Bank receives 100 BTCs from A. Bank credits A with 100 BTCs at its bank which can be withdrawn, spent, or transferred at any time.
Bank lends 90 BTCs out to other people as loans.
A withdraws his 100 BTCs <-- They no longer exist.
It cannot do this unless it sells the 90BTC of loans to another party in return for real BTCs which it can then use to back its deposits. It cannot back its deposits with paper, because the depositor does not want paper, he wants BTCs. That's what he agreed to and that's what the bank promised.
Furthermore in the previous post, I claim, if you can do this efficiently you can quickly convert "loan properties" to BTC by quickly selling them to investors on-demand. (in this case investor money means hoarded BTC)
Yes, the bank can now borrow BTCs from another bank in order to pay out the depositor, but a banking system cannot do so in aggregate. Loans need to be backed by savings.
So loans don't need to be "backed by savings" in the sense that there is BTC in a hoarded address. I needs to be backed by an asset liquid enough to be converted back to BTC on-demand. (gold would probably qualify)
The idea sounds plausible but in real life, who would buy that asset if everyone is too busy holding onto their BTC?

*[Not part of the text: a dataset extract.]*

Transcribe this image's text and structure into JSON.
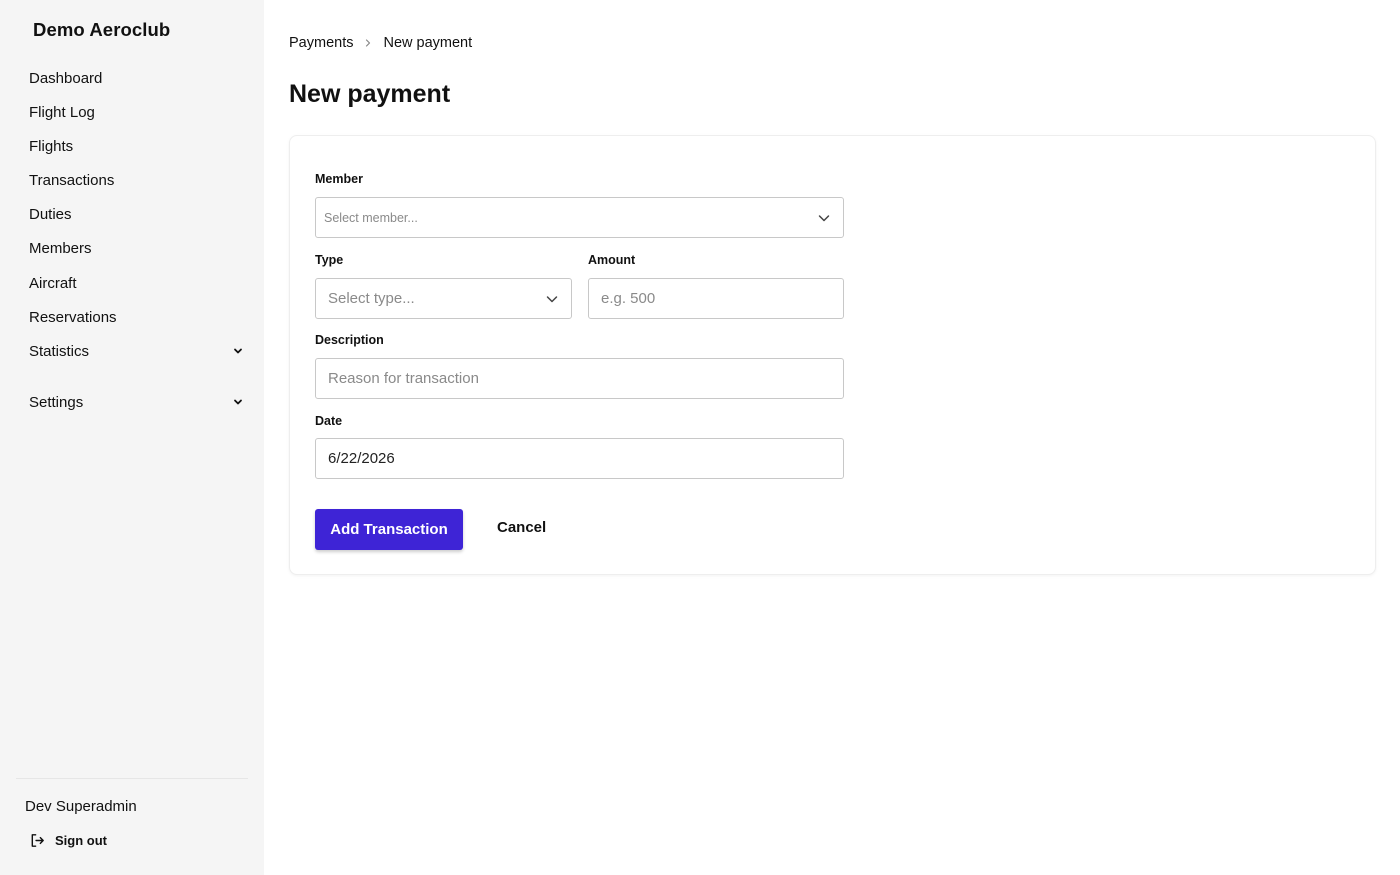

For this to work well, the loan to equity value of these assets would have to be very, very small indeed. E.g. a house with a current value of BTC1,000,000 might only be enough security for a BTC300,000 loan in order to cover worse case scenarios.
Also, housing is probably very poor collateral in a nose diving economy - who's looking to buy a house? It would only be investors keen for a bargain but with enough capital to hold onto their investment until after the economy recovered.